Negué con la cabeza.

—Por favor, no se lo digáis —pidió ella.

—Yo no diré nada, pero ándate con cuidado.

María asintió.

Cuando regresamos al pueblo, mis hermanos mayores salían de la fábrica acompañados por un montón de chicas de su edad. De los trabajadores, la gran mayoría estaba formada por mujeres. Las chicas reían todos los chistes de mis hermanos y los cogían del brazo.

—¿Qué les pasa? —preguntó Miguel.

—¿Por qué les siguen? —pregunté también sin quitarles la vista de encima.

—Bueno, tus hermanos son guapos, sobre todo Prudencio —respondió María.

—¿Mis hermanos? ¿«Guapos»? Por favor, Xurxo parece sacado del culo de un mono, y Prudencio no es tan gracioso.

—Pero es guapo —dijo sonriendo ante mi reacción—. Se complementan, uno es el gracioso, y el otro es el guapo.

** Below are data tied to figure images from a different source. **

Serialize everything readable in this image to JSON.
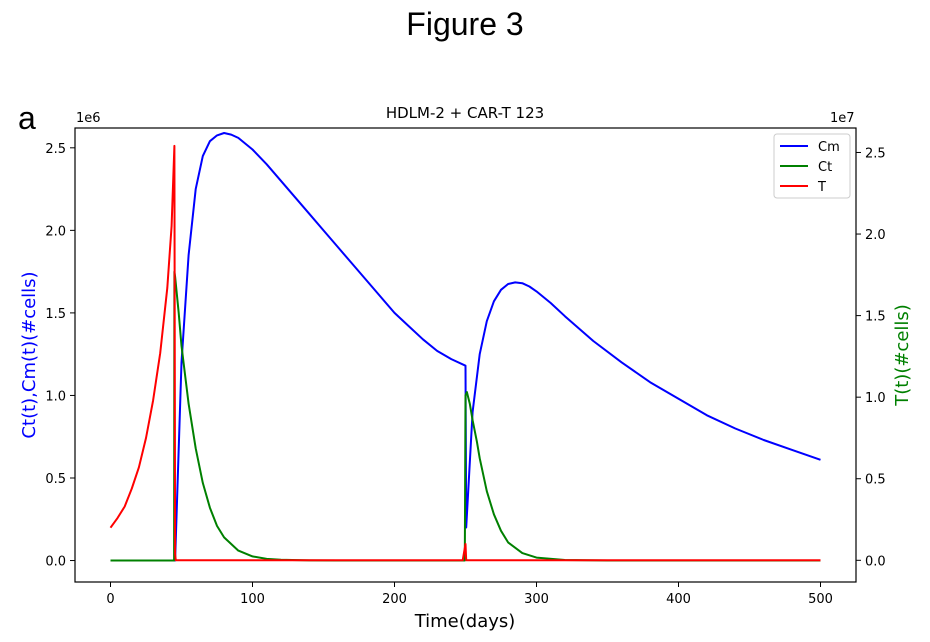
{
  "figure": {
    "title": "Figure 3",
    "panel_letter": "a"
  },
  "chart_data": {
    "type": "line",
    "title": "HDLM-2 + CAR-T 123",
    "xlabel": "Time(days)",
    "ylabel_left": "Ct(t),Cm(t)(#cells)",
    "ylabel_right": "T(t)(#cells)",
    "ylabel_left_color": "#0000ff",
    "ylabel_right_color": "#008000",
    "xlim": [
      -25,
      525
    ],
    "ylim_left": [
      -130000,
      2620000
    ],
    "ylim_right": [
      -1330000,
      26500000
    ],
    "left_offset_label": "1e6",
    "right_offset_label": "1e7",
    "xticks": [
      0,
      100,
      200,
      300,
      400,
      500
    ],
    "xtick_labels": [
      "0",
      "100",
      "200",
      "300",
      "400",
      "500"
    ],
    "yticks_left": [
      0,
      500000,
      1000000,
      1500000,
      2000000,
      2500000
    ],
    "ytick_labels_left": [
      "0.0",
      "0.5",
      "1.0",
      "1.5",
      "2.0",
      "2.5"
    ],
    "yticks_right": [
      0,
      5000000,
      10000000,
      15000000,
      20000000,
      25000000
    ],
    "ytick_labels_right": [
      "0.0",
      "0.5",
      "1.0",
      "1.5",
      "2.0",
      "2.5"
    ],
    "legend": {
      "position": "top-right",
      "entries": [
        "Cm",
        "Ct",
        "T"
      ]
    },
    "grid": false,
    "series": [
      {
        "name": "Cm",
        "axis": "left",
        "color": "#0000ff",
        "x": [
          0,
          45,
          45.5,
          50,
          55,
          60,
          65,
          70,
          75,
          80,
          85,
          90,
          100,
          110,
          120,
          130,
          140,
          150,
          160,
          170,
          180,
          190,
          200,
          210,
          220,
          230,
          240,
          250,
          250.5,
          255,
          260,
          265,
          270,
          275,
          280,
          285,
          290,
          295,
          300,
          310,
          320,
          340,
          360,
          380,
          400,
          420,
          440,
          460,
          480,
          500
        ],
        "y": [
          0,
          0,
          0,
          1200000,
          1850000,
          2250000,
          2450000,
          2540000,
          2575000,
          2590000,
          2580000,
          2560000,
          2490000,
          2400000,
          2300000,
          2200000,
          2100000,
          2000000,
          1900000,
          1800000,
          1700000,
          1600000,
          1500000,
          1420000,
          1340000,
          1270000,
          1220000,
          1180000,
          200000,
          900000,
          1250000,
          1450000,
          1570000,
          1640000,
          1675000,
          1685000,
          1680000,
          1660000,
          1630000,
          1560000,
          1480000,
          1330000,
          1200000,
          1080000,
          980000,
          880000,
          800000,
          730000,
          670000,
          610000
        ]
      },
      {
        "name": "Ct",
        "axis": "left",
        "color": "#008000",
        "x": [
          0,
          44.8,
          45,
          45.5,
          48,
          50,
          55,
          60,
          65,
          70,
          75,
          80,
          90,
          100,
          110,
          120,
          140,
          160,
          200,
          249.5,
          250,
          251,
          253,
          255,
          258,
          260,
          265,
          270,
          275,
          280,
          290,
          300,
          320,
          350,
          400,
          500
        ],
        "y": [
          0,
          0,
          1750000,
          1720000,
          1500000,
          1300000,
          950000,
          680000,
          470000,
          320000,
          210000,
          140000,
          60000,
          25000,
          10000,
          5000,
          1000,
          0,
          0,
          0,
          1000000,
          1020000,
          950000,
          850000,
          720000,
          620000,
          420000,
          280000,
          180000,
          110000,
          45000,
          18000,
          3000,
          0,
          0,
          0
        ]
      },
      {
        "name": "T",
        "axis": "right",
        "color": "#ff0000",
        "x": [
          0,
          5,
          10,
          15,
          20,
          25,
          30,
          35,
          40,
          43,
          45,
          45.5,
          46,
          48,
          50,
          100,
          200,
          248,
          250,
          250.5,
          251,
          253,
          260,
          300,
          400,
          500
        ],
        "y": [
          2000000,
          2600000,
          3300000,
          4400000,
          5700000,
          7500000,
          9800000,
          12700000,
          16700000,
          20500000,
          25400000,
          400000,
          0,
          0,
          0,
          0,
          0,
          0,
          1000000,
          0,
          0,
          0,
          0,
          0,
          0,
          0
        ]
      }
    ]
  }
}
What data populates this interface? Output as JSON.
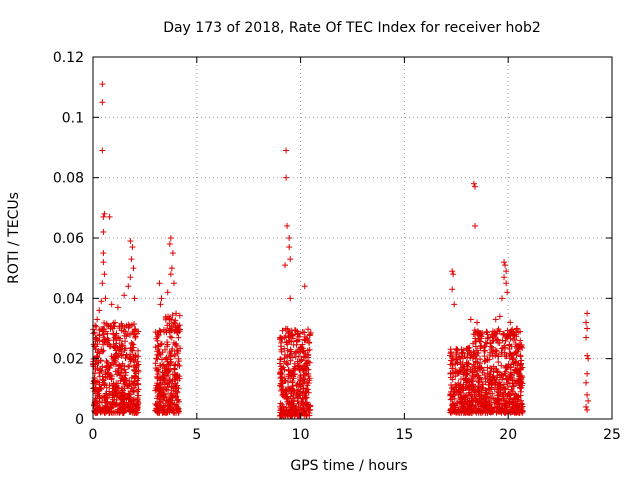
{
  "chart_data": {
    "type": "scatter",
    "title": "Day 173 of 2018, Rate Of TEC Index for receiver hob2",
    "xlabel": "GPS time / hours",
    "ylabel": "ROTI / TECUs",
    "xlim": [
      0,
      25
    ],
    "ylim": [
      0,
      0.12
    ],
    "xticks": [
      0,
      5,
      10,
      15,
      20,
      25
    ],
    "xtick_labels": [
      "0",
      "5",
      "10",
      "15",
      "20",
      "25"
    ],
    "yticks": [
      0,
      0.02,
      0.04,
      0.06,
      0.08,
      0.1,
      0.12
    ],
    "ytick_labels": [
      "0",
      "0.02",
      "0.04",
      "0.06",
      "0.08",
      "0.1",
      "0.12"
    ],
    "grid": true,
    "marker": "+",
    "series": [
      {
        "name": "hob2",
        "color": "#e00000",
        "points": [
          [
            0.45,
            0.111
          ],
          [
            0.45,
            0.105
          ],
          [
            0.45,
            0.089
          ],
          [
            0.5,
            0.067
          ],
          [
            0.55,
            0.068
          ],
          [
            0.8,
            0.067
          ],
          [
            0.5,
            0.062
          ],
          [
            0.5,
            0.055
          ],
          [
            0.5,
            0.052
          ],
          [
            0.55,
            0.048
          ],
          [
            0.45,
            0.045
          ],
          [
            1.8,
            0.059
          ],
          [
            1.9,
            0.057
          ],
          [
            1.85,
            0.053
          ],
          [
            1.95,
            0.05
          ],
          [
            1.8,
            0.047
          ],
          [
            3.75,
            0.06
          ],
          [
            3.7,
            0.058
          ],
          [
            3.85,
            0.055
          ],
          [
            3.8,
            0.05
          ],
          [
            3.75,
            0.048
          ],
          [
            3.9,
            0.045
          ],
          [
            3.2,
            0.045
          ],
          [
            3.3,
            0.04
          ],
          [
            3.25,
            0.038
          ],
          [
            3.6,
            0.042
          ],
          [
            0.2,
            0.033
          ],
          [
            0.1,
            0.031
          ],
          [
            0.3,
            0.036
          ],
          [
            0.4,
            0.039
          ],
          [
            0.6,
            0.04
          ],
          [
            0.9,
            0.038
          ],
          [
            1.2,
            0.037
          ],
          [
            1.5,
            0.041
          ],
          [
            1.7,
            0.044
          ],
          [
            2.0,
            0.04
          ],
          [
            9.3,
            0.089
          ],
          [
            9.3,
            0.08
          ],
          [
            9.35,
            0.064
          ],
          [
            9.45,
            0.06
          ],
          [
            9.45,
            0.057
          ],
          [
            9.5,
            0.053
          ],
          [
            9.25,
            0.051
          ],
          [
            9.5,
            0.04
          ],
          [
            10.2,
            0.044
          ],
          [
            17.3,
            0.049
          ],
          [
            17.35,
            0.048
          ],
          [
            17.3,
            0.043
          ],
          [
            17.4,
            0.038
          ],
          [
            18.35,
            0.078
          ],
          [
            18.4,
            0.077
          ],
          [
            18.4,
            0.064
          ],
          [
            19.8,
            0.052
          ],
          [
            19.85,
            0.051
          ],
          [
            19.9,
            0.049
          ],
          [
            19.8,
            0.047
          ],
          [
            19.9,
            0.045
          ],
          [
            19.95,
            0.042
          ],
          [
            19.7,
            0.04
          ],
          [
            19.4,
            0.033
          ],
          [
            19.6,
            0.034
          ],
          [
            20.1,
            0.032
          ],
          [
            18.2,
            0.033
          ],
          [
            18.5,
            0.032
          ],
          [
            23.8,
            0.035
          ],
          [
            23.75,
            0.032
          ],
          [
            23.8,
            0.03
          ],
          [
            23.75,
            0.027
          ],
          [
            23.8,
            0.021
          ],
          [
            23.85,
            0.02
          ],
          [
            23.8,
            0.015
          ],
          [
            23.75,
            0.012
          ],
          [
            23.8,
            0.008
          ],
          [
            23.85,
            0.006
          ],
          [
            23.75,
            0.004
          ],
          [
            23.8,
            0.003
          ]
        ],
        "dense_clusters": [
          {
            "x_range": [
              0.0,
              2.2
            ],
            "y_range": [
              0.002,
              0.032
            ]
          },
          {
            "x_range": [
              3.0,
              3.5
            ],
            "y_range": [
              0.002,
              0.03
            ]
          },
          {
            "x_range": [
              3.5,
              4.2
            ],
            "y_range": [
              0.002,
              0.035
            ]
          },
          {
            "x_range": [
              9.0,
              10.5
            ],
            "y_range": [
              0.001,
              0.03
            ]
          },
          {
            "x_range": [
              17.2,
              18.3
            ],
            "y_range": [
              0.002,
              0.024
            ]
          },
          {
            "x_range": [
              18.3,
              20.7
            ],
            "y_range": [
              0.002,
              0.03
            ]
          }
        ]
      }
    ]
  }
}
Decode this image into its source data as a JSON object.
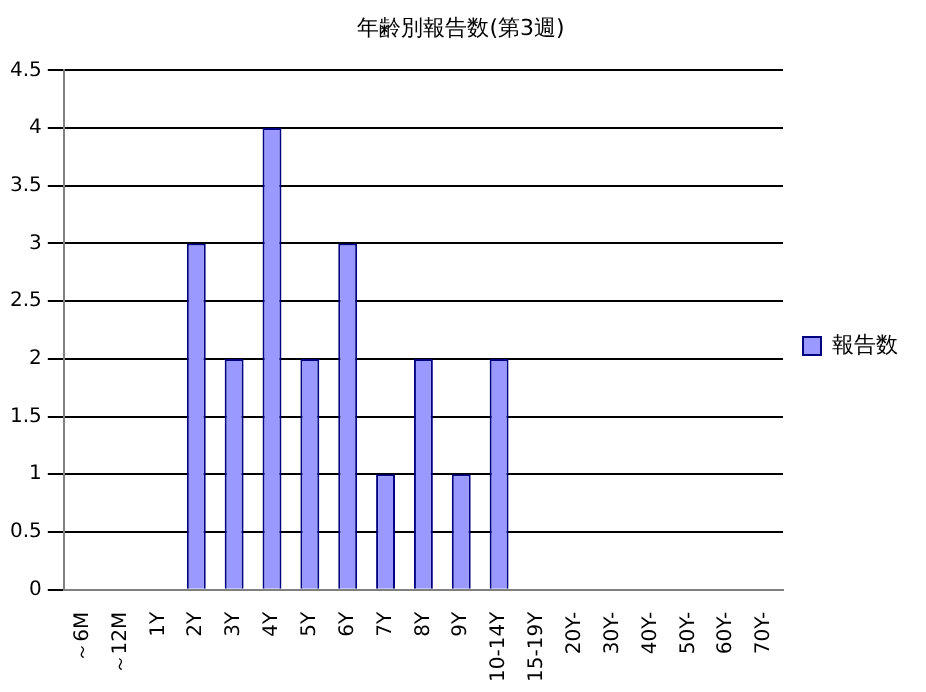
{
  "chart_data": {
    "type": "bar",
    "title": "年齢別報告数(第3週)",
    "categories": [
      "～6M",
      "～12M",
      "1Y",
      "2Y",
      "3Y",
      "4Y",
      "5Y",
      "6Y",
      "7Y",
      "8Y",
      "9Y",
      "10-14Y",
      "15-19Y",
      "20Y-",
      "30Y-",
      "40Y-",
      "50Y-",
      "60Y-",
      "70Y-"
    ],
    "series": [
      {
        "name": "報告数",
        "color": "#9999ff",
        "values": [
          0,
          0,
          0,
          3,
          2,
          4,
          2,
          3,
          1,
          2,
          1,
          2,
          0,
          0,
          0,
          0,
          0,
          0,
          0
        ]
      }
    ],
    "ylim": [
      0,
      4.5
    ],
    "yticks": [
      0,
      0.5,
      1,
      1.5,
      2,
      2.5,
      3,
      3.5,
      4,
      4.5
    ],
    "grid": "y",
    "legend": "right"
  }
}
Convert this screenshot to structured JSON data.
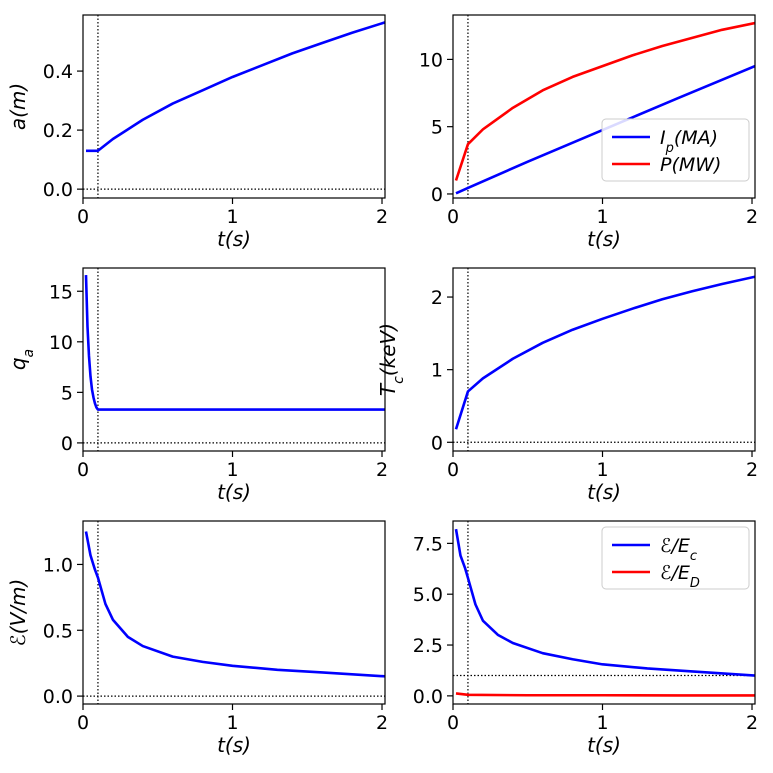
{
  "chart_data": [
    {
      "id": "p1",
      "type": "line",
      "xlabel": "t(s)",
      "ylabel": "a(m)",
      "xlim": [
        0,
        2.02
      ],
      "ylim": [
        -0.03,
        0.59
      ],
      "xticks": [
        0,
        1,
        2
      ],
      "xtick_labels": [
        "0",
        "1",
        "2"
      ],
      "yticks": [
        0,
        0.2,
        0.4
      ],
      "ytick_labels": [
        "0.0",
        "0.2",
        "0.4"
      ],
      "vline": 0.1,
      "hlines": [
        0
      ],
      "series": [
        {
          "name": "a",
          "color": "#0000ff",
          "x": [
            0.02,
            0.1,
            0.2,
            0.4,
            0.6,
            0.8,
            1.0,
            1.2,
            1.4,
            1.6,
            1.8,
            2.02
          ],
          "y": [
            0.13,
            0.13,
            0.17,
            0.235,
            0.29,
            0.335,
            0.38,
            0.42,
            0.46,
            0.495,
            0.53,
            0.565
          ]
        }
      ]
    },
    {
      "id": "p2",
      "type": "line",
      "xlabel": "t(s)",
      "ylabel": "",
      "xlim": [
        0,
        2.02
      ],
      "ylim": [
        -0.3,
        13.3
      ],
      "xticks": [
        0,
        1,
        2
      ],
      "xtick_labels": [
        "0",
        "1",
        "2"
      ],
      "yticks": [
        0,
        5,
        10
      ],
      "ytick_labels": [
        "0",
        "5",
        "10"
      ],
      "vline": 0.1,
      "hlines": [],
      "legend": {
        "position": "right",
        "entries": [
          {
            "label": "I_p(MA)",
            "main": "I",
            "sub": "p",
            "rest": "(MA)",
            "color": "#0000ff"
          },
          {
            "label": "P(MW)",
            "main": "P(MW)",
            "sub": "",
            "rest": "",
            "color": "#ff0000"
          }
        ]
      },
      "series": [
        {
          "name": "I_p(MA)",
          "color": "#0000ff",
          "x": [
            0.02,
            0.1,
            0.5,
            1.0,
            1.5,
            2.02
          ],
          "y": [
            0.05,
            0.45,
            2.4,
            4.75,
            7.1,
            9.5
          ]
        },
        {
          "name": "P(MW)",
          "color": "#ff0000",
          "x": [
            0.02,
            0.1,
            0.2,
            0.4,
            0.6,
            0.8,
            1.0,
            1.2,
            1.4,
            1.6,
            1.8,
            2.02
          ],
          "y": [
            1.0,
            3.7,
            4.8,
            6.4,
            7.7,
            8.7,
            9.5,
            10.3,
            11.0,
            11.6,
            12.2,
            12.7
          ]
        }
      ]
    },
    {
      "id": "p3",
      "type": "line",
      "xlabel": "t(s)",
      "ylabel": "q_a",
      "xlim": [
        0,
        2.02
      ],
      "ylim": [
        -0.8,
        17.3
      ],
      "xticks": [
        0,
        1,
        2
      ],
      "xtick_labels": [
        "0",
        "1",
        "2"
      ],
      "yticks": [
        0,
        5,
        10,
        15
      ],
      "ytick_labels": [
        "0",
        "5",
        "10",
        "15"
      ],
      "vline": 0.1,
      "hlines": [
        0
      ],
      "series": [
        {
          "name": "q_a",
          "color": "#0000ff",
          "x": [
            0.02,
            0.03,
            0.04,
            0.05,
            0.06,
            0.07,
            0.08,
            0.09,
            0.1,
            0.5,
            1.0,
            1.5,
            2.02
          ],
          "y": [
            16.6,
            11.5,
            8.6,
            6.6,
            5.3,
            4.5,
            3.9,
            3.5,
            3.3,
            3.3,
            3.3,
            3.3,
            3.3
          ]
        }
      ]
    },
    {
      "id": "p4",
      "type": "line",
      "xlabel": "t(s)",
      "ylabel": "T_c(keV)",
      "xlim": [
        0,
        2.02
      ],
      "ylim": [
        -0.12,
        2.4
      ],
      "xticks": [
        0,
        1,
        2
      ],
      "xtick_labels": [
        "0",
        "1",
        "2"
      ],
      "yticks": [
        0,
        1,
        2
      ],
      "ytick_labels": [
        "0",
        "1",
        "2"
      ],
      "vline": 0.1,
      "hlines": [
        0
      ],
      "series": [
        {
          "name": "T_c",
          "color": "#0000ff",
          "x": [
            0.02,
            0.1,
            0.2,
            0.4,
            0.6,
            0.8,
            1.0,
            1.2,
            1.4,
            1.6,
            1.8,
            2.02
          ],
          "y": [
            0.18,
            0.7,
            0.88,
            1.15,
            1.37,
            1.55,
            1.7,
            1.84,
            1.97,
            2.08,
            2.18,
            2.28
          ]
        }
      ]
    },
    {
      "id": "p5",
      "type": "line",
      "xlabel": "t(s)",
      "ylabel": "ℰ(V/m)",
      "xlim": [
        0,
        2.02
      ],
      "ylim": [
        -0.06,
        1.33
      ],
      "xticks": [
        0,
        1,
        2
      ],
      "xtick_labels": [
        "0",
        "1",
        "2"
      ],
      "yticks": [
        0,
        0.5,
        1.0
      ],
      "ytick_labels": [
        "0.0",
        "0.5",
        "1.0"
      ],
      "vline": 0.1,
      "hlines": [
        0
      ],
      "series": [
        {
          "name": "E",
          "color": "#0000ff",
          "x": [
            0.02,
            0.05,
            0.08,
            0.1,
            0.15,
            0.2,
            0.3,
            0.4,
            0.6,
            0.8,
            1.0,
            1.3,
            1.6,
            2.02
          ],
          "y": [
            1.25,
            1.07,
            0.96,
            0.9,
            0.7,
            0.58,
            0.45,
            0.38,
            0.3,
            0.26,
            0.23,
            0.2,
            0.18,
            0.15
          ]
        }
      ]
    },
    {
      "id": "p6",
      "type": "line",
      "xlabel": "t(s)",
      "ylabel": "",
      "xlim": [
        0,
        2.02
      ],
      "ylim": [
        -0.4,
        8.6
      ],
      "xticks": [
        0,
        1,
        2
      ],
      "xtick_labels": [
        "0",
        "1",
        "2"
      ],
      "yticks": [
        0,
        2.5,
        5.0,
        7.5
      ],
      "ytick_labels": [
        "0.0",
        "2.5",
        "5.0",
        "7.5"
      ],
      "vline": 0.1,
      "hlines": [
        1.0
      ],
      "legend": {
        "position": "top-right",
        "entries": [
          {
            "label": "ℰ/E_c",
            "main": "ℰ/E",
            "sub": "c",
            "rest": "",
            "color": "#0000ff"
          },
          {
            "label": "ℰ/E_D",
            "main": "ℰ/E",
            "sub": "D",
            "rest": "",
            "color": "#ff0000"
          }
        ]
      },
      "series": [
        {
          "name": "ℰ/E_c",
          "color": "#0000ff",
          "x": [
            0.02,
            0.05,
            0.08,
            0.1,
            0.15,
            0.2,
            0.3,
            0.4,
            0.6,
            0.8,
            1.0,
            1.3,
            1.6,
            2.02
          ],
          "y": [
            8.2,
            6.9,
            6.3,
            5.8,
            4.5,
            3.7,
            3.0,
            2.6,
            2.1,
            1.8,
            1.55,
            1.35,
            1.2,
            1.0
          ]
        },
        {
          "name": "ℰ/E_D",
          "color": "#ff0000",
          "x": [
            0.02,
            0.1,
            0.5,
            1.0,
            1.5,
            2.02
          ],
          "y": [
            0.12,
            0.05,
            0.03,
            0.03,
            0.02,
            0.02
          ]
        }
      ]
    }
  ]
}
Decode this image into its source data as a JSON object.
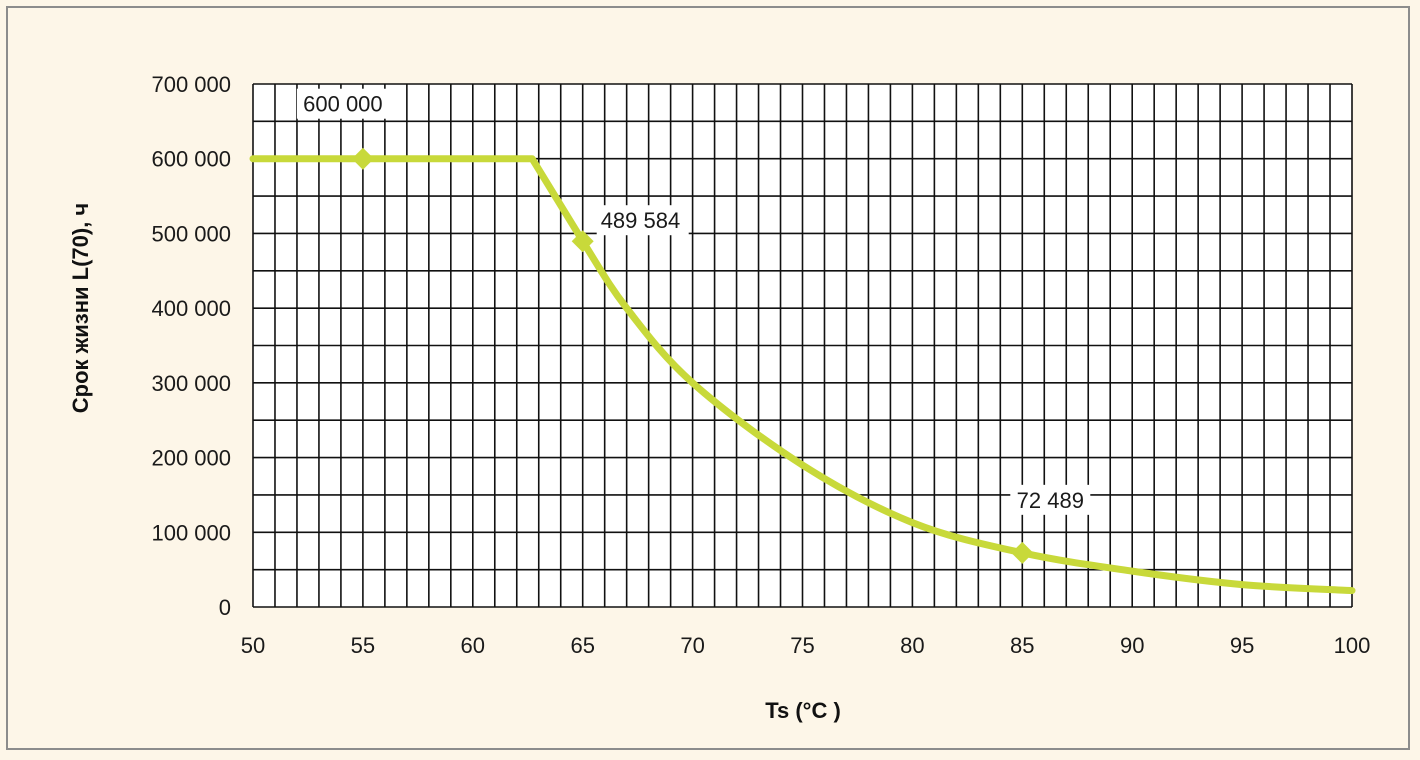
{
  "chart_data": {
    "type": "line",
    "xlabel": "Ts (°C )",
    "ylabel": "Срок жизни L(70), ч",
    "xlim": [
      50,
      100
    ],
    "ylim": [
      0,
      700000
    ],
    "x_ticks": [
      "50",
      "55",
      "60",
      "65",
      "70",
      "75",
      "80",
      "85",
      "90",
      "95",
      "100"
    ],
    "y_ticks": [
      "0",
      "100 000",
      "200 000",
      "300 000",
      "400 000",
      "500 000",
      "600 000",
      "700 000"
    ],
    "grid": true,
    "line_color": "#c8d93a",
    "series": [
      {
        "x": [
          50,
          55,
          62.7,
          65,
          67,
          70,
          75,
          80,
          85,
          90,
          95,
          100
        ],
        "y": [
          600000,
          600000,
          600000,
          489584,
          400000,
          300000,
          190000,
          113000,
          72489,
          48000,
          30000,
          22000
        ]
      }
    ],
    "markers": [
      {
        "x": 55,
        "y": 600000,
        "label": "600 000"
      },
      {
        "x": 65,
        "y": 489584,
        "label": "489 584"
      },
      {
        "x": 85,
        "y": 72489,
        "label": "72 489"
      }
    ]
  }
}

Miguel y yo pusimos cara de asco.

—Te equivocas, María —dije yo.

—No te preocupes, tú también eres guapo, también vendrán las chicas a tí. Bueno, los dos —dijo tras mirar de nuevo a Miguel.

—¡Yo no quiero chicas! Sois tontas. Y muy pesadas —dije yo.

—Eso pensaba mi hermana Lola de los chicos y ahora quiere uno —dijo sonriendo con malicia.

—Yo no cambiaré de opinión.

—Lo harás, Anxo, lo harás.

Y tras eso me cogió la cara y me dio un beso en la mejilla, repitiendo el mismo acto luego con Miguel.

—¡Adiós! —se despidió dulcemente.

Miguel y yo nos miramos.

—¿Qué ha sido eso? —dijimos a la vez.